21 avril - 13 heures

3 minutes de lecture

Gabrielle du Plessis était fière d'elle. Fière du regard admiratif de son compagnon.

Elle ne savait pas bien conduire, pas bien ramer, pas bien skier, elle avait peur de beaucoup de choses et essayait de se montrer courageuse.

Petit bout de femme qui luttait pour survivre et paraître !

Mais là ! Elle se savait belle et admirable.

Gabrielle du Plessis savait patiner et ça, Etienne de Vaudreix ne le savait pas !

L'homme restait debout, sur la patinoire et contemplait sa compagne virevolter autour de lui. Prendre de la vitesse et tourner. Danser et sourire.

Le chasseur émérite pensait jouer les professeurs et tenir amoureusement sa dame par la taille, murmurer des conseils et la protéger de la chute.

Que nenni !

Gabrielle était un feu follet sur la patinoire de Megève et il ne pouvait pas la suivre.

Etienne se lança et réussit à se placer à sa hauteur.

" Comment as-tu appris à patiner ainsi ?

- L'hiver 1895, la Seine était gelée et j'ai patiné dessus !

- Tu étais toute jeune alors."

Gabrielle sourit sans répondre. Adorable Etienne !

Elle n'était pas toute jeune alors.

Le patinage avait été un dérivatif bien venu dans une vie faite de travail et de tristesse.

Dans sa province natale, Gabrielle avait appris à patiner.

Les montagnes...

Elle avait grandi entourée de montagnes, certes pas les Alpes, mais le Jura était un beau massif tout de même.

Gabrielle s'interdit de penser plus loin et se concentra sur la vitesse. Elle doubla Etienne de Vaudreix et les quelques touristes présents la regardèrent prendre des risques avec inquiétude.

Le chasseur ne se laissa pas distancer et suivit le rythme endiablé.

Quand soudain, le tocsin retentit.

Gabrielle du Plessis fit un écart et, Dieu merci, contrôla assez ses mouvements pour ne pas faire de chute. Etienne la rejoignit et lui saisit la taille.

Le tocsin retentissait et chacun se regardait, alarmé.

Puis des hommes apparurent, armés de chiens et longs bâtons.

" Merde ! Une avalanche !, souffla Etienne.

- Une avalanche ?," murmura Gabrielle, pâle de peur.

De fait, dans la montagne, on entendit tout à coup un grondement menaçant. Ce fut le branle-bas de combat et chacun s'enfuit. Un panache blanc formait un halo menaçant autour des cols des environs.

" Merde, merde, merde !"

Etienne prit la main de Gabrielle et tous deux quittèrent la patinoire à ciel ouvert.

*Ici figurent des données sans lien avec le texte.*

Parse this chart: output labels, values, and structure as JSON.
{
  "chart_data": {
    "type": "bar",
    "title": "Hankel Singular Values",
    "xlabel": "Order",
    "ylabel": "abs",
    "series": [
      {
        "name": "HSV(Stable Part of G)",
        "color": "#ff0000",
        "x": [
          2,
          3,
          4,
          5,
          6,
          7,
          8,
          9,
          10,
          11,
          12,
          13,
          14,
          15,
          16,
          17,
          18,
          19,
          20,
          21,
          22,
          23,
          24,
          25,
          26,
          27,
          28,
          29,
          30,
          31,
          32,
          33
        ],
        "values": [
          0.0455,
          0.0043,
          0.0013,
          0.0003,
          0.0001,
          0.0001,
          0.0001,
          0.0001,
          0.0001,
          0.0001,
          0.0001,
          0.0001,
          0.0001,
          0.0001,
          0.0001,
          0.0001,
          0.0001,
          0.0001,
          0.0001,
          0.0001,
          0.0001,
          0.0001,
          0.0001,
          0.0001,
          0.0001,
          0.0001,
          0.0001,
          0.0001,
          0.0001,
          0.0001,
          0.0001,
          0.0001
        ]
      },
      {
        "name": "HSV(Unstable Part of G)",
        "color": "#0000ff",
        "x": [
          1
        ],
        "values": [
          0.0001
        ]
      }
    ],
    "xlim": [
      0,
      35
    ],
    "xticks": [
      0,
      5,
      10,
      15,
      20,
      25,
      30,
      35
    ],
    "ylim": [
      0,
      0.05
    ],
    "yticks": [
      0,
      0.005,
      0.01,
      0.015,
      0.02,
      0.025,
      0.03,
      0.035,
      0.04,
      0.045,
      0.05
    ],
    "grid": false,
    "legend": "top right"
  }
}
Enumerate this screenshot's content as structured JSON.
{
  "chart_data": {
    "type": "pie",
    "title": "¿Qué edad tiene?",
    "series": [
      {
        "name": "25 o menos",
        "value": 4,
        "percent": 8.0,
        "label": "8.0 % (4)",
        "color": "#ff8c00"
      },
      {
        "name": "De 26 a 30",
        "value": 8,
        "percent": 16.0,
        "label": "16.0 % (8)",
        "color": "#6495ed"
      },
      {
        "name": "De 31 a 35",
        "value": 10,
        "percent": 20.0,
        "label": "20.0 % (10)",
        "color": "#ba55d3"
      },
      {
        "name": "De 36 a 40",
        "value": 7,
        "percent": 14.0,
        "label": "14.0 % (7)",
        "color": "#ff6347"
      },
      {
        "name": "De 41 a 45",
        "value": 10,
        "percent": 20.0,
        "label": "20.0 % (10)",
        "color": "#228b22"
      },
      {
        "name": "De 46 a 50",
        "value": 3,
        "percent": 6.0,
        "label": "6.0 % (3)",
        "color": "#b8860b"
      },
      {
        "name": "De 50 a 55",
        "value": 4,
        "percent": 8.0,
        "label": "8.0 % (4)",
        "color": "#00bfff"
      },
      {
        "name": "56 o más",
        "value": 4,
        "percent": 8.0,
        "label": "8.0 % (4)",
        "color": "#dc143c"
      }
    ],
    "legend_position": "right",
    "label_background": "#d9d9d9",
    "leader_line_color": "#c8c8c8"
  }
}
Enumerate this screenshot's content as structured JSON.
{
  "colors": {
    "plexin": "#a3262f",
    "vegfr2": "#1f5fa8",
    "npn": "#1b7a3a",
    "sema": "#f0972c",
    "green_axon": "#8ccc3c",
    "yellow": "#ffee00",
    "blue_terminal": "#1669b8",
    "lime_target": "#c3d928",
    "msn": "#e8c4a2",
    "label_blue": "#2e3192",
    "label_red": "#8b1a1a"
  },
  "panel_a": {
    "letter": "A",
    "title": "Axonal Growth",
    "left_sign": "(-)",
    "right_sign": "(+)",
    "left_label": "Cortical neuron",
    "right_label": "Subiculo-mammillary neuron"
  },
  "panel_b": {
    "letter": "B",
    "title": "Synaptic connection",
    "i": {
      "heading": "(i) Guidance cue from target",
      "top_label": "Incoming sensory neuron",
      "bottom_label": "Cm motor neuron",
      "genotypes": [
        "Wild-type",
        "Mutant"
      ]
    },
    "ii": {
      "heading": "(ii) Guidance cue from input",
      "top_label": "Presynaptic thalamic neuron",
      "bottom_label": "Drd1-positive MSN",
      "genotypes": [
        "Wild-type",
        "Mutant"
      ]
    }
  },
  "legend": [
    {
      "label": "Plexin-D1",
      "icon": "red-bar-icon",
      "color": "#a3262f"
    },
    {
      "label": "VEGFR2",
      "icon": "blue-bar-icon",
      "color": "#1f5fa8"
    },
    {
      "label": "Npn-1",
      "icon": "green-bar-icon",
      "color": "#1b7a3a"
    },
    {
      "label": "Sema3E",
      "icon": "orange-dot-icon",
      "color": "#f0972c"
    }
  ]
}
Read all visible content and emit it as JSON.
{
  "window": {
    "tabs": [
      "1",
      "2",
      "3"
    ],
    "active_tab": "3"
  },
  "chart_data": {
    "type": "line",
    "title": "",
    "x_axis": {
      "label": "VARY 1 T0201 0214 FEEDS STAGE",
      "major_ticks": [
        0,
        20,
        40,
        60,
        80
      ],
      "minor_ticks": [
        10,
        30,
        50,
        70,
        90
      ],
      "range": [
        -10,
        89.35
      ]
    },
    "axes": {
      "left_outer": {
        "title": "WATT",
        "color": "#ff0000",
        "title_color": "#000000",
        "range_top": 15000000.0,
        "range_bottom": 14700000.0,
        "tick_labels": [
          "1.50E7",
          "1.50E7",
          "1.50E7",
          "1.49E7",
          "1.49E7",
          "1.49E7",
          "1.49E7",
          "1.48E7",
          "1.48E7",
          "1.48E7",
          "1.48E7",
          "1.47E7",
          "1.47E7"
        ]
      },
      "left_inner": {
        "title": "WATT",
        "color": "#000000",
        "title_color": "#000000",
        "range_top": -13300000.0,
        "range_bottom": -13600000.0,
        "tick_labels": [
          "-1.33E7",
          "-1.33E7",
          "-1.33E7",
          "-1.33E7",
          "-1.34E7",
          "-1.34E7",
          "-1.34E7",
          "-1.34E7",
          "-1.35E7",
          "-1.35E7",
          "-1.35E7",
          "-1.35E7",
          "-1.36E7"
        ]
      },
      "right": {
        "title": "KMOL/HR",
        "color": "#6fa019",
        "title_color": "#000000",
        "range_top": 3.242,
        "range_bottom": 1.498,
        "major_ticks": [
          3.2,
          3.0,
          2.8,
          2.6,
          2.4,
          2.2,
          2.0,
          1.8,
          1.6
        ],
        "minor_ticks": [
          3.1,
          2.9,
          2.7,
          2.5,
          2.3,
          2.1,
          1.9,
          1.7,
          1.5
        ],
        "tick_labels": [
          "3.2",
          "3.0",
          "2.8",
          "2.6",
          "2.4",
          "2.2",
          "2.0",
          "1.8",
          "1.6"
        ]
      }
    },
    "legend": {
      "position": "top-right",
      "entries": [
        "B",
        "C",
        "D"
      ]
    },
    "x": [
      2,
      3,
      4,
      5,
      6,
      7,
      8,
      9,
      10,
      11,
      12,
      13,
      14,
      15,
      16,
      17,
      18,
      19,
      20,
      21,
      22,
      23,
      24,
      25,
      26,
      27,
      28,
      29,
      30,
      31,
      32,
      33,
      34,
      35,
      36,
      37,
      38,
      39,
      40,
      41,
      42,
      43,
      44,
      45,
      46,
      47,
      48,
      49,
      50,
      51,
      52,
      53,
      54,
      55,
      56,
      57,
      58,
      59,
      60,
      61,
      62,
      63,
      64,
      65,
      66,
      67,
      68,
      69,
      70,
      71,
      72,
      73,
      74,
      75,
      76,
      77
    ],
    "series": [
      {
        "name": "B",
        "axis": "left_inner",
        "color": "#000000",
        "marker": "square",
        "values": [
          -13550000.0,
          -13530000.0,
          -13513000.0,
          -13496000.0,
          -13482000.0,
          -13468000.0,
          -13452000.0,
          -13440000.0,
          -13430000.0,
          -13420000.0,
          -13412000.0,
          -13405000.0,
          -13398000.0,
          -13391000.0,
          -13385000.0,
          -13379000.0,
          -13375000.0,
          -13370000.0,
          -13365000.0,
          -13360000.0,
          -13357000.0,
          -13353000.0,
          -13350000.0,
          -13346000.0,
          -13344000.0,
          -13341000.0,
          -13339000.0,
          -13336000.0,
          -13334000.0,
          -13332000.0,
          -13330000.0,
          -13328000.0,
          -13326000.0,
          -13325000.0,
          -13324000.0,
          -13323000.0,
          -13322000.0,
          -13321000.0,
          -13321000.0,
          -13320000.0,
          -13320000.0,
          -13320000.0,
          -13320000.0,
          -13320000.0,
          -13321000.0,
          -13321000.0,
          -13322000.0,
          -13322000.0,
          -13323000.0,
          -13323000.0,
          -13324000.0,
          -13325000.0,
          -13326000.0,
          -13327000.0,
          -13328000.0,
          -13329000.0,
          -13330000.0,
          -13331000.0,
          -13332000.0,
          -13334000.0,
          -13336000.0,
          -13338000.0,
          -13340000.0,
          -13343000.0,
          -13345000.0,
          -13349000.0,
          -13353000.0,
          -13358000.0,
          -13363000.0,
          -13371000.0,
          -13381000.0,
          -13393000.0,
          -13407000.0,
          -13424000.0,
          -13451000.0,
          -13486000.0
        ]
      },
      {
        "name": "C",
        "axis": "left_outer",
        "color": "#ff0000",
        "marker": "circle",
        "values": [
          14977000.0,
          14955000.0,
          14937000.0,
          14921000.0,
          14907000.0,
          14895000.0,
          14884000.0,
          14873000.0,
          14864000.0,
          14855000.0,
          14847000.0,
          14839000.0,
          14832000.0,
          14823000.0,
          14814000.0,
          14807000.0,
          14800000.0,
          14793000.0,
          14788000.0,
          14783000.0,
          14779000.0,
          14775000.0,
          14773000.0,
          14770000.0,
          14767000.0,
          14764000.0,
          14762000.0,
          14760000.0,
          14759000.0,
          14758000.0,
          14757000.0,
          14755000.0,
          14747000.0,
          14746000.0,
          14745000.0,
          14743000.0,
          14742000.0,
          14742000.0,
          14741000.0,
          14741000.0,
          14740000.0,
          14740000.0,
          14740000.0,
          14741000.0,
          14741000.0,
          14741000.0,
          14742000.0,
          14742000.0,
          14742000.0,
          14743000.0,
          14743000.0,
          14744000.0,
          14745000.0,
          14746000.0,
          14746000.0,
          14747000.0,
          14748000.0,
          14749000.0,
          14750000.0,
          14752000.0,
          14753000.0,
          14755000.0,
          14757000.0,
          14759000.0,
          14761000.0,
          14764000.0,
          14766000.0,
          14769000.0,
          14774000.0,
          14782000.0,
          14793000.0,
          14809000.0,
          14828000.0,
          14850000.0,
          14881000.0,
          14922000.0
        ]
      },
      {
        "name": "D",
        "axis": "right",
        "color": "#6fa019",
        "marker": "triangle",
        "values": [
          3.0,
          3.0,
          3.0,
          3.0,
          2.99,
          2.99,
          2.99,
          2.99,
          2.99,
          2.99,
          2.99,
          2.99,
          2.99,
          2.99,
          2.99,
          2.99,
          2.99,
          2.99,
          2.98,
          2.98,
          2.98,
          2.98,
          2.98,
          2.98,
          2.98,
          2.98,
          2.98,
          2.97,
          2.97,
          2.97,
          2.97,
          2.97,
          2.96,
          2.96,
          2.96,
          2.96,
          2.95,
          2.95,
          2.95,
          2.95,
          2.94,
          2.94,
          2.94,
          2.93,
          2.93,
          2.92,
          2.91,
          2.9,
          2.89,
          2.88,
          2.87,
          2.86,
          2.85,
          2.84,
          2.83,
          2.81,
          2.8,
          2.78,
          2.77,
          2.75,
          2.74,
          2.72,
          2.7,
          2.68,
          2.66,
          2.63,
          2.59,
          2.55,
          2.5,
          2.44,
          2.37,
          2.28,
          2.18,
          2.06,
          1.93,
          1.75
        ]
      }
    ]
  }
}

Le chasseur avisa les hommes équipés pour sauver des vies. On le reconnut et un des guides s'approcha :

" Etienne ! On a des gens plus hauts sous la neige. On y va !

- Le refuge de Lachat ?

- Oui. Sous la neige qu'ils sont."

Sans réfléchir un seul instant, l'homme fit un pas en avant :

" J'en suis !"

Puis, Etienne se tourna et aperçut les yeux de sa compagne, agrandis par la terreur. Il hésita.

Gabrielle comprit et sourit maladroitement :

" Je vais rester à l'hôtel du Soleil d'Or. Ils accepteront bien de me garder.

- Oui. Mais je ne veux pas que tu restes seule ici. Si jamais..."

Etienne de Vaudreix hésitait et les guides s'impatientaient. Il y avait des vies à sauver tout là-haut et il ne fallait pas perdre de temps.

Etienne de Vaudreix le savait bien, il était membre de la Société de Secours en montagne d'Annemasse, la première créée dans les Alpes en 1897. Il avait appris à sonder la neige avec le long bâton et à utiliser les chiens de secours, les Saint-Bernards.

Gabrielle prit de l'assurance et repoussa son homme.

" Va sauver des vies et reviens-moi vite !

- Oui. Je...je reviendrai...

- Tu as intérêt, je t'aime trop, tesoro, pour te perdre."

Ce furent les bons mots.

Etienne de Vaudreix saisit un bâton et suivit les guides-sauveteurs sans regarder en arrière.

Plus haut dans la montagne, de nouveaux panaches de neige et de souffle coiffaient les cols. Le Mont-Blanc devenait menaçant.

Le tocsin reprit et Gabrielle se précipita dans l'hôtel.

Ses affaires étaient restées là-haut dans le refuge d'Etienne.

La cocotte se redressa et fit tout pour cacher sa détresse.

L'aubergiste lui servit un chocolat chaud et chacun gardait les yeux fixés sur la montagne, devenue un piège mortel.